Ranucci esce vincitore. Il Tribunale di Roma chiude una lunga stagione di polemiche e riapre il tema della responsabilità nel sindacato, tra comunicazione, trasparenza e fedeltà ai valori fondativi.

Una doccia fredda dopo anni di scontri

C’è qualcosa di profondamente educativo nelle sentenze che arrivano dopo anni di polemiche, accuse e comunicati stampa infuocati: insegnano che, ogni tanto, la realtà presenta il conto. E stavolta il conto — con tanto di spese legali — ancora una volta è arrivato sul tavolo della Cisl.

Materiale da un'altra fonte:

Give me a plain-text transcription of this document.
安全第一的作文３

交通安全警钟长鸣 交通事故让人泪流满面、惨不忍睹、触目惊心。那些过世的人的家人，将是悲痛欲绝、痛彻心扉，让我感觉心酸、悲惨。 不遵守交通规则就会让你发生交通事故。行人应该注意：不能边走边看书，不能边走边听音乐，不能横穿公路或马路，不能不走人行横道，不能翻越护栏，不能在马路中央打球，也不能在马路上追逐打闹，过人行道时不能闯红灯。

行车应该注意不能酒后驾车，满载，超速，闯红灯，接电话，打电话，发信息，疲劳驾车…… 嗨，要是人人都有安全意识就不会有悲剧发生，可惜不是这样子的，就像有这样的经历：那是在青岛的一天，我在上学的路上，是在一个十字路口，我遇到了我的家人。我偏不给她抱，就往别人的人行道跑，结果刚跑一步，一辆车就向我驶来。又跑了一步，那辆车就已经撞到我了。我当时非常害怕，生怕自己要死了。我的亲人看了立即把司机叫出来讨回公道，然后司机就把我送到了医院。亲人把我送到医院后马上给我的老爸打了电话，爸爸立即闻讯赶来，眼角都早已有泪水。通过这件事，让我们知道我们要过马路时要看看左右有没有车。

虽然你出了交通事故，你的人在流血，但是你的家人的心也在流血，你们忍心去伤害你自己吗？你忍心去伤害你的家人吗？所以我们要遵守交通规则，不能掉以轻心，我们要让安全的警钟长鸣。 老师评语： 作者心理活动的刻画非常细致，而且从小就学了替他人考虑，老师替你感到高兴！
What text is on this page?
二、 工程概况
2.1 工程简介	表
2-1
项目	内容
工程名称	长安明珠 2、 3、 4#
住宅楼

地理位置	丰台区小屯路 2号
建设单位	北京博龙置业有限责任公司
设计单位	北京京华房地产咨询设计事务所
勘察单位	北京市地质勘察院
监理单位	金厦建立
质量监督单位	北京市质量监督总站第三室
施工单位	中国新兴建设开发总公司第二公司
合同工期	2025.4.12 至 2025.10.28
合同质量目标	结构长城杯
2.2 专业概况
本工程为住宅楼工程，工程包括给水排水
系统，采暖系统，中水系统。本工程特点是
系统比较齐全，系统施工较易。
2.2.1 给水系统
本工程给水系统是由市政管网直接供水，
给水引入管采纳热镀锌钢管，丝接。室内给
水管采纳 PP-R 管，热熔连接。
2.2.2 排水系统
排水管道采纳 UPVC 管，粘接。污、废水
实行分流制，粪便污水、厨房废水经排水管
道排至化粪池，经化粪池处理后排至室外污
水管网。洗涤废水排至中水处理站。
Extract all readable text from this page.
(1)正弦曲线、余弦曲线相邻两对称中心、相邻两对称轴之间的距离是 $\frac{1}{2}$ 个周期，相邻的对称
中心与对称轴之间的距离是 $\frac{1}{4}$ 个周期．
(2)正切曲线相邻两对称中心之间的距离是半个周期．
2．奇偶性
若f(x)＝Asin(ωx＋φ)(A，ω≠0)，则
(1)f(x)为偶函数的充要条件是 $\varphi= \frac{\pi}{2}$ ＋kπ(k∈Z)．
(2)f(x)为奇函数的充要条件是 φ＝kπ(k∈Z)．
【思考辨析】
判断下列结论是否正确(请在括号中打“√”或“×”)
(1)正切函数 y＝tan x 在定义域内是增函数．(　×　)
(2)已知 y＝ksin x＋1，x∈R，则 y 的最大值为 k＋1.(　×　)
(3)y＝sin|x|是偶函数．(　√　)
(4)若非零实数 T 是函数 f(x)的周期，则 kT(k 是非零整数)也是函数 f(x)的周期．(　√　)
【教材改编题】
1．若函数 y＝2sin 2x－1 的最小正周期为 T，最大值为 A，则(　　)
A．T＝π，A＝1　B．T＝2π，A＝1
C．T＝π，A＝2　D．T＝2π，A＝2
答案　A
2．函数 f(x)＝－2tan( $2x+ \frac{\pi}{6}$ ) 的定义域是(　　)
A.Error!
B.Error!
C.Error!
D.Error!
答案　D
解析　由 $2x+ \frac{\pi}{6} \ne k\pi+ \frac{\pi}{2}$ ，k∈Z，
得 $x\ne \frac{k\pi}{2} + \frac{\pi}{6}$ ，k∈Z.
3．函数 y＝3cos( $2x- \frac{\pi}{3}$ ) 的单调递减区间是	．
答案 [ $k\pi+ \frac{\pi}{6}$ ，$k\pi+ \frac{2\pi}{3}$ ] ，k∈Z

La vicenda, che ha visto da una parte il sindacato di via Po  e dall’altra la trasmissione Report, si è conclusa con una decisione che ha il sapore di una doccia fredda servita senza preavviso: non solo le ragioni della trasmissione sono state riconosciute, ma la Cisl dovrà anche mettere mano al portafoglio.

 

La decisione del Tribunale

In un post sui social, infatti, Sigfrido Ranucci ha annunciato che il Tribunale di Roma ha bocciato il ricorso della Confederazione nei confronti di un servizio di Report sulla gestione degli ex segretari generali, Furlan e Sbarra (attuale Sottosegretario alla Presidenza del Consiglio), condannando la CISL al pagamento delle spese pari a 25 mila euro.

Una gestione da ripensare

Considerando anche precedenti situazioni analoghe, che hanno visto la Cisl sempre soccombere, forse sarebbe stato meglio affrontare la vicenda sul piano comunicativo e del confronto, iniziando con umiltà un cammino di rinnovamento e di cambiamento di metodi e comportamenti sbagliati di certi dirigenti.

La Segretaria Generale attuale, anche se pure lei fosse parte integrante di quel vertice confederale, avrebbe potuto cogliere l’attimo fuggente e distinguersi dal passato, ritirando la causa ed evitando alla CISL l’ennesima brutta figura in un’aula di tribunale.

Comunicazione, politica e responsabilità

Ma era troppo impegnata a far capire che avrebbe votato Sì al referendum o in interviste nelle quali ripete sempre le stesse cose, e soprattutto perché l’umiltà non è un valore molto apprezzato in via Po; dispiace, citando Ranucci (di cui non siamo fan sfegatati), che i 25 mila euro di spese dovranno essere sostenuti con le quote dei lavoratori e dei pensionati iscritti.

“Tutto vanità, solo Vanità”, cantava Branduardi citando San Filippo Neri e poi continuava “Lodate il Signore con umiltà”. In questo tempo di Pasqua auguriamo agli amici della Cisl di riprendere con umiltà il lavoro iniziato 76 anni fa (il 30 aprile prossimo sarà proprio quel compleanno per la CISL) da Giulio Pastore, riscoprendo propri valori fondativi dell’organizzazione.